Berita yang anda baca memang ada benarnya, tetapi tidak seluruhnya benar. Dari berbagai jenis reksadana yang ada, yang mengalami penurunan umumnya adalah jenis reksadana pendapatan tetap. Reksadana saham memang juga mengalami penurunan, tetapi secara rata-rata tidak sebesar penurunan pada reksadana pendapatan tetap. Penurunan reksadana pendapatan tetap terjadi karena kenaikan suku bunga. Lho, apa hubungannya?
Hubungannya erat sekali. Penjelasan umumnya begini. Kalau suku bunga naik, maka investor akan berhitung, apakah kenaikan itu cukup berarti. Kalau cukup berarti, mereka akan memilih menarik uangnya dari instrumen investasi yang cukup berisiko (saham, obligasi), dan memindahkannya di bank pada instrumen deposito. Selain aman, bunganya juga sudah lebih baik karena kenaikan tersebut. Dalam cara pandang umum ini, semua jenis investasi, baik saham maupun obligasi, akan cenderung turun. Tetapi, mestinya reksadana pasar uang tidak akan turun, karena mekanisme pasar yang sangat cepat sekali. Begitu suku bunga naik hari ini, pasar uang akan langsung merespon dengan cepat karena pasar uang umumnya berjangka sangat pendek.
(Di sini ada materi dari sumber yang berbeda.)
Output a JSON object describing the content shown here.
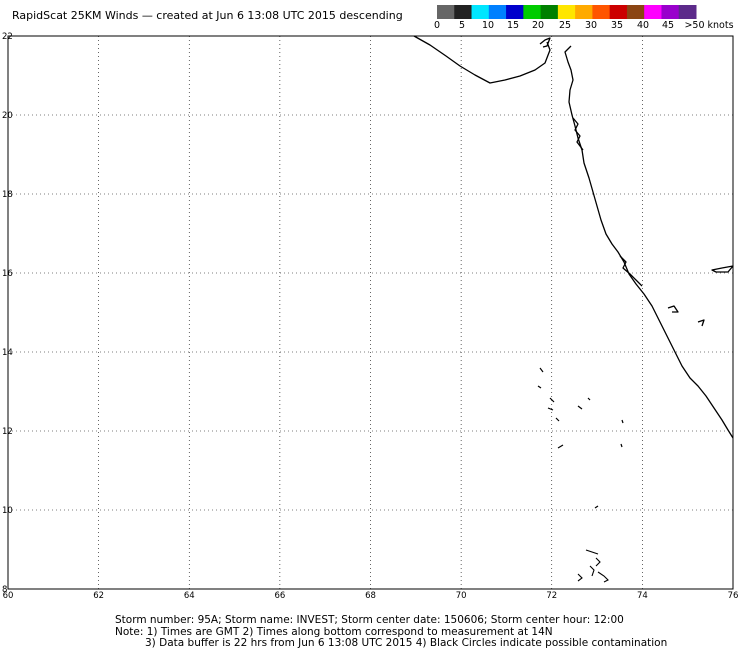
{
  "title": "RapidScat 25KM Winds — created at Jun  6 13:08 UTC 2015 descending",
  "legend": {
    "colors": [
      "#666666",
      "#222222",
      "#00e6ff",
      "#0080ff",
      "#0000cc",
      "#00cc00",
      "#008000",
      "#ffe600",
      "#ffaa00",
      "#ff5500",
      "#cc0000",
      "#8b4513",
      "#ff00ff",
      "#9900cc",
      "#5c2a8a"
    ],
    "labels": [
      "0",
      "5",
      "10",
      "15",
      "20",
      "25",
      "30",
      "35",
      "40",
      "45",
      ">50 knots"
    ]
  },
  "map": {
    "lon_ticks": [
      "60",
      "62",
      "64",
      "66",
      "68",
      "70",
      "72",
      "74",
      "76"
    ],
    "lat_ticks": [
      "8",
      "10",
      "12",
      "14",
      "16",
      "18",
      "20",
      "22"
    ],
    "lon_range": [
      60,
      76
    ],
    "lat_range": [
      8,
      22
    ],
    "grid": "dotted"
  },
  "footer": {
    "line1": "Storm number: 95A;  Storm name: INVEST;  Storm center date: 150606;  Storm center hour: 12:00",
    "line2": "Note: 1) Times are GMT  2) Times along bottom correspond to measurement at 14N",
    "line3": "3) Data buffer is 22 hrs from Jun  6 13:08 UTC 2015  4) Black Circles indicate possible contamination"
  }
}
Penjelasan khususnya adalah kaitannya dengan reksadana obligasi. Karena suku bunga naik, maka penerbitan obligasi baru jadi terbatas, karena penerbit akan menghitung ulang, apakah lebih menguntungkan menerbitkan obligasi, atau pinjam ke bank. Kalau bunga naik, otomatis pembeli obligasi juga menuntut bunga yang tinggi, bukan? Karena itu, dan ini yang terjadi, penerbitan obligasi baru sangat sepi akhir-akhir ini. Bahkan banyak perusahaan, termasuk bank, yang membatalkan rencananya menerbitkan obligasi.
Kalau begitu, bukankah itu berarti bahwa pasokan obligasi jadi terbatas? Kalau permintaan tetap, bukankah harusnya harga obligasi akan naik? Logikanya memang begitu. Tetapi ada satu faktor lain, yaitu faktor sentimen pasar. Para investor umumnya memang langsung panik kalau suku bunga naik. Lesu darah di kalangan penerbit obligasi biasanya menular juga ke pihak investor.
Yang terjadi di pasar modal kita tampaknya seperti itu. Kalangan investor ramai-ramai menarik dananya, sebagian karena berburu instrumen lain, sebagian karena panik. Mana dari kedua alasan ini yang lebih dominan? Sulit untuk menebak. Yang pasti, total dana kelolaan reksadana secara nasional sempat mencapai lebih dari Rp100 triliun, dan sempat anjlok ke sekitar Rp70 triliun setelah suku bunga naik, walaupun sekarang jumlah dana kelolaan itu perlahan mulai naik lagi.
Apakah perubahan suku bunga yang hanya beberapa basis poin itu sudah cukup menjadi alasan bagi investor untuk menarik dananya? Menurut hitung-hitungan kami, untuk investor lokal memang tidak begitu berarti. Tapi untuk investor asing, kenaikan bunga yang sedikit itu bisa sangat berarti. Di Amerika, misalnya, orang merasa cukup dengan suku bunga sekitar 3% per tahun, dengan risiko yang sangat minim. Tetapi ketika menempatkan dananya dalam rupiah, mereka menghadapi beberapa risiko sekaligus. Investasi sendiri pada dirinya sendiri sudah berisiko. Sementara itu kenaikan suku bunga, yang dimulai dari Amerika sendiri, akan cenderung menaikkan nilai tukar dollar dan melemahkan nilai tukar mata uang lokal. Jadi akumulasi risiko antara risiko investasi plus risiko nilai tukar buat mereka cukup serius, sehingga mereka memilih mundur dari pasar modal kita.
Itulah kira-kira, mengapa reksadana kita cenderung melemah akhir-akhir ini, karena instrumen yang menjadi isi reksadana itu sendiri cenderung melemah. Apakah anda harus ikut melepas reksadana anda? Pilihan ada di tangan anda. Hanya saja sebenarnya reksadana bukanlah alat investasi jangka pendek, melainkan investasi jangka panjang. Minimal ada satu kerugian untuk keluar masuk, yakni bahwa anda harus membayar biaya transaksi.